Zwar werden für die Fertigstellung jedes Autos immer noch drei Stunden benötigt, doch kann nun pro Stunde ein Auto gebaut werden, statt nur eins alle drei Stunden. Dadurch verbessert sich der Durchsatz beim Fertigungsprozess um das Dreifache. Dies ist ein stark vereinfachtes Beispiel. Weitere Details zum Pipelining werden im Abschnitt „Wesentliche Punkte beim Pipelining“ aufgeführt.
Abb. 2: Pipelining kann den Durchsatz einer Anwendung stark erhöhen.
Dasselbe Pipelining-Konzept kann auf jede LabVIEW-Applikation angewendet werden, bei der ein sequenzieller Task ausgeführt wird. Das bedeutet im Wesentlichen, dass Schieberegister und Feedback-Knoten von LabVIEW eingesetzt werden, um aus jedem Programm ein „Fließband“ zu machen. Die folgende Konzeptdarstellung zeigt, wie eine Pipeline-Ausführung einer Beispielanwendung auf mehreren CPU-Kernen möglicherweise aussehen kann:
Abb. 3: Timing-Diagramm für eine Pipeline-Ausführung einer Anwendung auf mehreren CPU-Kernen
Werden reale Multicore-Anwendungen mithilfe von Pipelining erstellt, muss ein Programmierer mehrere wichtige Punkte berücksichtigen. Der Ausgleich von Pipeline-Stufen und die Verringerung des Speichertransfers zwischen Kernen sind besonders entscheidend bei der Verwirklichung von Leistungssteigerungen mithilfe des Pipelinings.

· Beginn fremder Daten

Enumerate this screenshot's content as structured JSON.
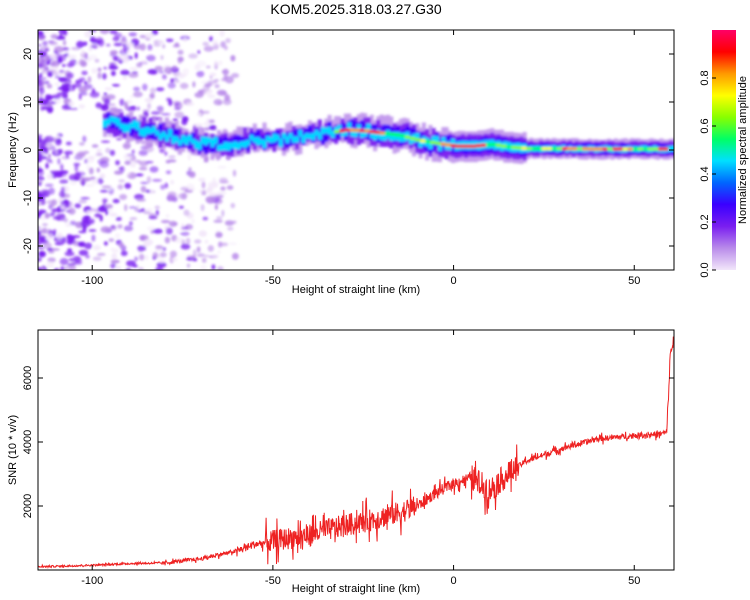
{
  "title": "KOM5.2025.318.03.27.G30",
  "chart_data": [
    {
      "type": "heatmap",
      "name": "spectrogram",
      "xlabel": "Height of straight line (km)",
      "ylabel": "Frequency (Hz)",
      "xlim": [
        -115,
        61
      ],
      "ylim": [
        -25,
        25
      ],
      "xticks": [
        -100,
        -50,
        0,
        50
      ],
      "xtick_labels": [
        "-100",
        "-50",
        "0",
        "50"
      ],
      "yticks": [
        -20,
        -10,
        0,
        10,
        20
      ],
      "ytick_labels": [
        "-20",
        "-10",
        "0",
        "10",
        "20"
      ],
      "ridge_x": [
        -96,
        -90,
        -85,
        -80,
        -75,
        -70,
        -65,
        -60,
        -55,
        -50,
        -45,
        -40,
        -35,
        -30,
        -25,
        -20,
        -15,
        -10,
        -5,
        0,
        5,
        10,
        15,
        20,
        30,
        40,
        50,
        60
      ],
      "ridge_y": [
        5.8,
        5.0,
        4.0,
        3.2,
        2.0,
        1.4,
        1.2,
        1.5,
        2.2,
        1.8,
        2.6,
        3.0,
        3.6,
        4.2,
        4.0,
        3.5,
        3.0,
        2.0,
        1.4,
        0.8,
        0.8,
        1.2,
        0.6,
        0.3,
        0.3,
        0.2,
        0.2,
        0.2
      ],
      "colorbar": {
        "label": "Normalized spectral amplitude",
        "range": [
          0,
          1
        ],
        "ticks": [
          0.0,
          0.2,
          0.4,
          0.6,
          0.8
        ],
        "tick_labels": [
          "0.0",
          "0.2",
          "0.4",
          "0.6",
          "0.8"
        ],
        "colors": [
          "#f2e6fa",
          "#b98bea",
          "#7a1ef0",
          "#3a00ff",
          "#0066ff",
          "#00e0ff",
          "#00ff66",
          "#88ff00",
          "#ffff00",
          "#ff9900",
          "#ff0000",
          "#ff0066"
        ]
      }
    },
    {
      "type": "line",
      "name": "snr",
      "xlabel": "Height of straight line (km)",
      "ylabel": "SNR (10 * v/v)",
      "xlim": [
        -115,
        61
      ],
      "ylim": [
        0,
        7500
      ],
      "xticks": [
        -100,
        -50,
        0,
        50
      ],
      "xtick_labels": [
        "-100",
        "-50",
        "0",
        "50"
      ],
      "yticks": [
        2000,
        4000,
        6000
      ],
      "ytick_labels": [
        "2000",
        "4000",
        "6000"
      ],
      "color": "#ee2222",
      "x": [
        -115,
        -100,
        -90,
        -80,
        -70,
        -60,
        -55,
        -50,
        -45,
        -40,
        -35,
        -30,
        -25,
        -20,
        -15,
        -10,
        -5,
        0,
        5,
        10,
        15,
        20,
        30,
        40,
        50,
        57,
        59,
        60,
        61
      ],
      "y": [
        100,
        150,
        200,
        220,
        350,
        600,
        800,
        900,
        1000,
        1100,
        1250,
        1400,
        1500,
        1650,
        1800,
        2000,
        2400,
        2700,
        2900,
        2500,
        3000,
        3400,
        3800,
        4100,
        4200,
        4250,
        4300,
        6800,
        7200
      ]
    }
  ]
}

Sowohl beim Beispiel der Fahrzeugfertigung als auch bei den LabVIEW-Beispielen wurde vorausgesetzt, dass jede Pipeline-Stufe dieselbe Zeit zur Ausführung benötigt. Man kann also sagen, dass diese Pipeline-Stufen ausgeglichen waren. Bei realen Anwendungen ist dies jedoch selten der Fall. Wenn im folgenden Diagramm „Stage 1“ drei Mal so lange für die Ausführung benötigt wie „Stage 2“, dann hat ein Pipelining der zwei Stufen nur eine minimale Leistungssteigerung zur Folge.
Ohne Pipelining (Gesamtzeit = 4s):
Pipelined (total time = 3s):
Mit Pipelining (Gesamtzeit = 3s):
Leistungssteigerung um den Faktor 1,33 (kein idealer Fall fürs Pipelining)

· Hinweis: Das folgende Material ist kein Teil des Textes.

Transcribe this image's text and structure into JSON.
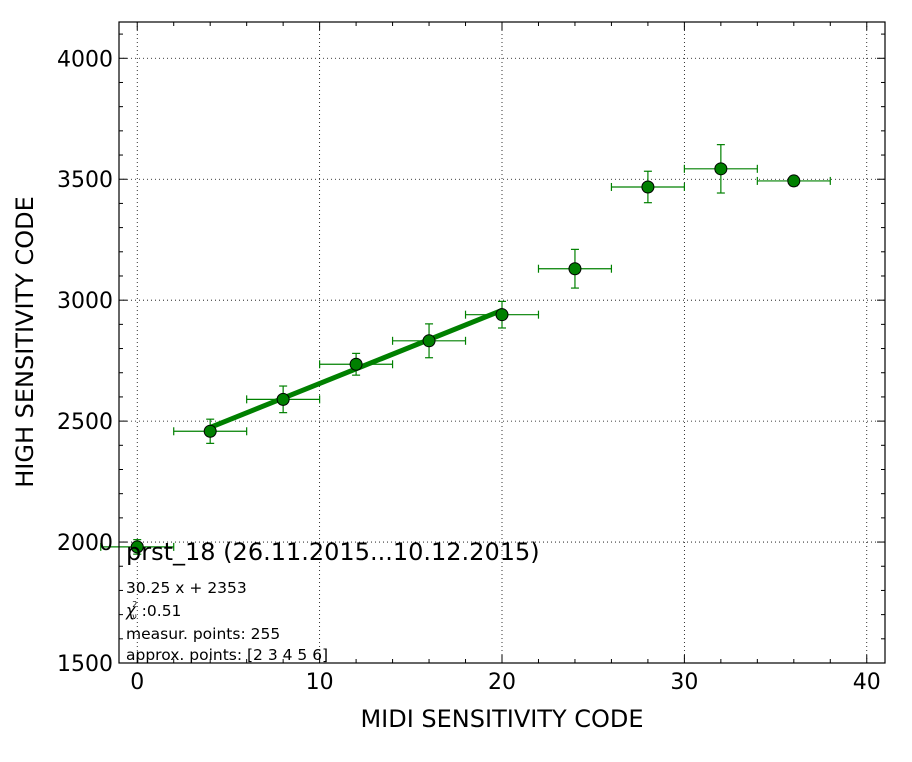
{
  "chart_data": {
    "type": "scatter",
    "title": "prst_18 (26.11.2015...10.12.2015)",
    "xlabel": "MIDI SENSITIVITY CODE",
    "ylabel": "HIGH SENSITIVITY CODE",
    "xlim": [
      -1,
      41
    ],
    "ylim": [
      1500,
      4150
    ],
    "xticks": [
      0,
      10,
      20,
      30,
      40
    ],
    "yticks": [
      1500,
      2000,
      2500,
      3000,
      3500,
      4000
    ],
    "grid": true,
    "series": [
      {
        "color": "#008000",
        "points": [
          {
            "x": 0,
            "y": 1980,
            "xerr": 2,
            "yerr": 30
          },
          {
            "x": 4,
            "y": 2458,
            "xerr": 2,
            "yerr": 50
          },
          {
            "x": 8,
            "y": 2590,
            "xerr": 2,
            "yerr": 55
          },
          {
            "x": 12,
            "y": 2735,
            "xerr": 2,
            "yerr": 45
          },
          {
            "x": 16,
            "y": 2832,
            "xerr": 2,
            "yerr": 70
          },
          {
            "x": 20,
            "y": 2940,
            "xerr": 2,
            "yerr": 55
          },
          {
            "x": 24,
            "y": 3130,
            "xerr": 2,
            "yerr": 80
          },
          {
            "x": 28,
            "y": 3468,
            "xerr": 2,
            "yerr": 65
          },
          {
            "x": 32,
            "y": 3543,
            "xerr": 2,
            "yerr": 100
          },
          {
            "x": 36,
            "y": 3493,
            "xerr": 2,
            "yerr": 20
          }
        ]
      }
    ],
    "fit": {
      "color": "#008000",
      "slope": 30.25,
      "intercept": 2353,
      "x_range": [
        4,
        20
      ]
    },
    "annotations": {
      "equation": "30.25 x + 2353",
      "chi2_symbol": "χ",
      "chi2_sup": "2",
      "chi2_sub": "ν",
      "chi2_value": " :0.51",
      "measur_points": "measur. points: 255",
      "approx_points": "approx. points: [2 3 4 5 6]"
    }
  }
}
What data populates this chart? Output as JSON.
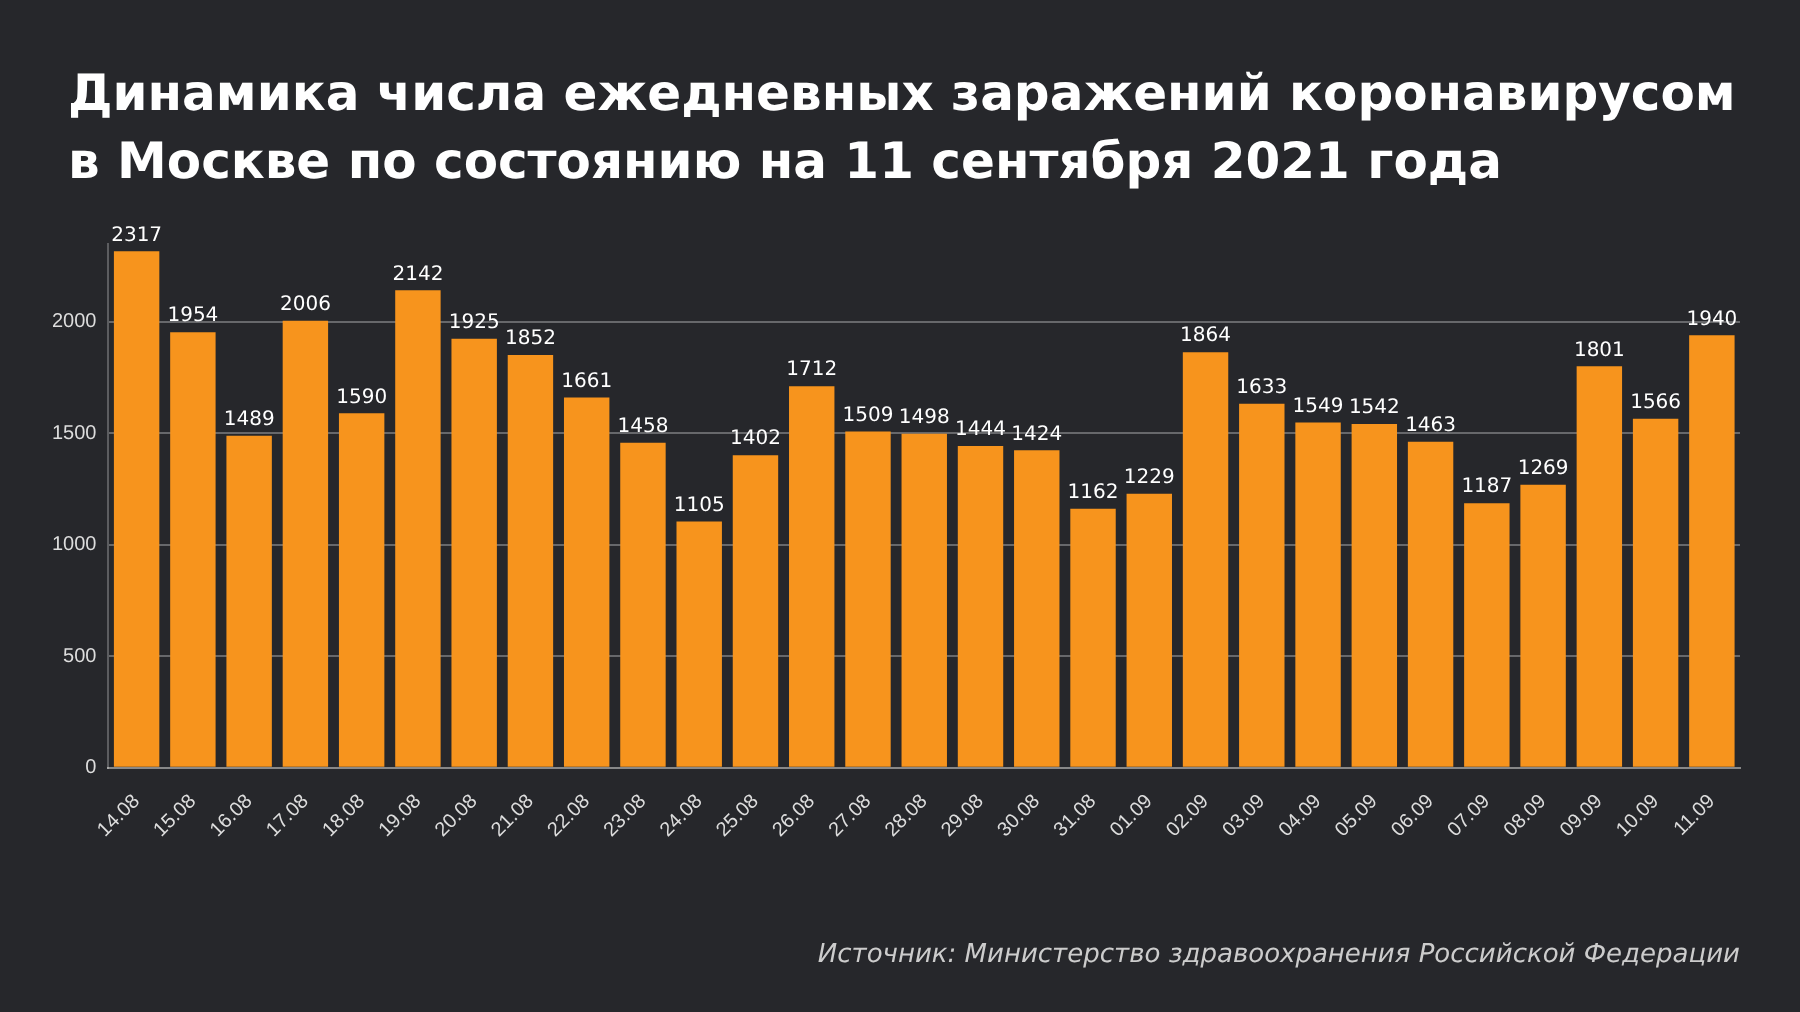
{
  "chart_data": {
    "type": "bar",
    "title": "Динамика числа ежедневных заражений коронавирусом в Москве по состоянию на 11 сентября 2021 года",
    "categories": [
      "14.08",
      "15.08",
      "16.08",
      "17.08",
      "18.08",
      "19.08",
      "20.08",
      "21.08",
      "22.08",
      "23.08",
      "24.08",
      "25.08",
      "26.08",
      "27.08",
      "28.08",
      "29.08",
      "30.08",
      "31.08",
      "01.09",
      "02.09",
      "03.09",
      "04.09",
      "05.09",
      "06.09",
      "07.09",
      "08.09",
      "09.09",
      "10.09",
      "11.09"
    ],
    "values": [
      2317,
      1954,
      1489,
      2006,
      1590,
      2142,
      1925,
      1852,
      1661,
      1458,
      1105,
      1402,
      1712,
      1509,
      1498,
      1444,
      1424,
      1162,
      1229,
      1864,
      1633,
      1549,
      1542,
      1463,
      1187,
      1269,
      1801,
      1566,
      1940
    ],
    "color": "#f7941d",
    "ylim": [
      0,
      2350
    ],
    "yticks": [
      0,
      500,
      1000,
      1500,
      2000
    ],
    "grid": "y",
    "data_labels": true,
    "annotations": [
      "Источник: Министерство здравоохранения Российской Федерации"
    ]
  }
}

Um diese Situation zu ändern, muss der Programmierer Tasks von Stage 1 zu Stage 2 verschieben, bis beide Stufen in etwa dieselbe Ausführungszeit benötigen. Bei einer großen Anzahl von Pipeline-Stufen kann dies schwierig werden.

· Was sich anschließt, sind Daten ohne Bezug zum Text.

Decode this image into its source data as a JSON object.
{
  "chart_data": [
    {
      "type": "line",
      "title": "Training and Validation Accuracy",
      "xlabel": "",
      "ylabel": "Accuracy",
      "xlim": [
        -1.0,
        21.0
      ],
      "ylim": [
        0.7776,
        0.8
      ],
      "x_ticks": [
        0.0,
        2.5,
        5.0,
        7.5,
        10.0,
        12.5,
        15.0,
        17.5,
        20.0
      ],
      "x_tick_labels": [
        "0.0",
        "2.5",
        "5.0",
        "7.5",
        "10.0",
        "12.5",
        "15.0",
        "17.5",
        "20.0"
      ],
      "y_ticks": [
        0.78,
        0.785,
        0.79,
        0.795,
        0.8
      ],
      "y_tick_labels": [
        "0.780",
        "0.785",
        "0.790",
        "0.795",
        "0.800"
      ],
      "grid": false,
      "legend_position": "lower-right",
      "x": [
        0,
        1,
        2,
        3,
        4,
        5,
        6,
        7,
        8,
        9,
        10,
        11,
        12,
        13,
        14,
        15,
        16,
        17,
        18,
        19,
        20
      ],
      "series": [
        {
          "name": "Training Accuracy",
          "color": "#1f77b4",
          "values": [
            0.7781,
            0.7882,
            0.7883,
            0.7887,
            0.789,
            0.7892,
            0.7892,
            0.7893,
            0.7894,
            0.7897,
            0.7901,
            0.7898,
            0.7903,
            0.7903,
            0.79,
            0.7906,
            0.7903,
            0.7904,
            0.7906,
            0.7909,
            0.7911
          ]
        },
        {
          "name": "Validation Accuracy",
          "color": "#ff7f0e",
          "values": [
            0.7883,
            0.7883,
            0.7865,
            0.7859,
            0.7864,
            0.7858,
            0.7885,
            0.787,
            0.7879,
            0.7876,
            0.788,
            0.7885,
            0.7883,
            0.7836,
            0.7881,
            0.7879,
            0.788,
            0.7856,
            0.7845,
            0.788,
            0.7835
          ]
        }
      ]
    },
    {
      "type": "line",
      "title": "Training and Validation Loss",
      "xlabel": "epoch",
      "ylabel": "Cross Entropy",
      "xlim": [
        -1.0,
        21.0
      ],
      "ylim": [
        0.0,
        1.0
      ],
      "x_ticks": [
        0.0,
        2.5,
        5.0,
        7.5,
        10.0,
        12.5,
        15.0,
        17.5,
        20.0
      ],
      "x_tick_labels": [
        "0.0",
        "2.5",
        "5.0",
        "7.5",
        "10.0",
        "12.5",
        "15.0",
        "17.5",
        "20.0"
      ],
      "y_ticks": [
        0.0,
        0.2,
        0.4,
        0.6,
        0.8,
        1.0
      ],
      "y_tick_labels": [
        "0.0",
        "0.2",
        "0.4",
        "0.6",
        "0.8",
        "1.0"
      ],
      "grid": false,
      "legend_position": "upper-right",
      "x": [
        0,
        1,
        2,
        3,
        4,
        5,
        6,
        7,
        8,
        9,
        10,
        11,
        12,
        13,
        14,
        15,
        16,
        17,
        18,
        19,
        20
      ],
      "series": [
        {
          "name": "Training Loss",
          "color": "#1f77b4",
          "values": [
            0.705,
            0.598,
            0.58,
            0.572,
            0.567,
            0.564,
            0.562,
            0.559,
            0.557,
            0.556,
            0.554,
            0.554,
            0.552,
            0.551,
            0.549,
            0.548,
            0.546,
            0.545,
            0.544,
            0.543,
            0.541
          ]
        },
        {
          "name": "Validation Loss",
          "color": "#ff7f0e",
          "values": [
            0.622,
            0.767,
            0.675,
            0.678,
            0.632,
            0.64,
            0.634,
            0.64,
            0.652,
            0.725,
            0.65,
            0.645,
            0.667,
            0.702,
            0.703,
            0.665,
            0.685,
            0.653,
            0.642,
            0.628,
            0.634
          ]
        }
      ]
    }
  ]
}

In LabVIEW ist es hilfreich, jede Pipeline-Stufe zu beurteilen, um sicherzugehen, dass die Pipeline ausgewogen ist. Das lässt sich am einfachsten mit einer flachen Sequenzstruktur in Verbindung mit der Tick-Count-Funktion (ms) verwirklichen (siehe Abbildung 4).
Abb. 4: Die Bewertung der Pipeline-Stufen ermöglicht eine ausgeglichene Pipeline.
Um die größtmögliche Leistungssteigerung aus dem Pipelining zu erzielen, müssen einzelne Stufen ausgeglichen sein, so dass keine Stufe länger für die Ausführung benötigt als die anderen Stufen. Außerdem sollte jede Datenübertragung zwischen den Pipeline-Stufen möglichst gering gehalten werden, damit eine Leistungsabnahme aufgrund von Speicherzugriff von mehreren Kernen vermieden wird.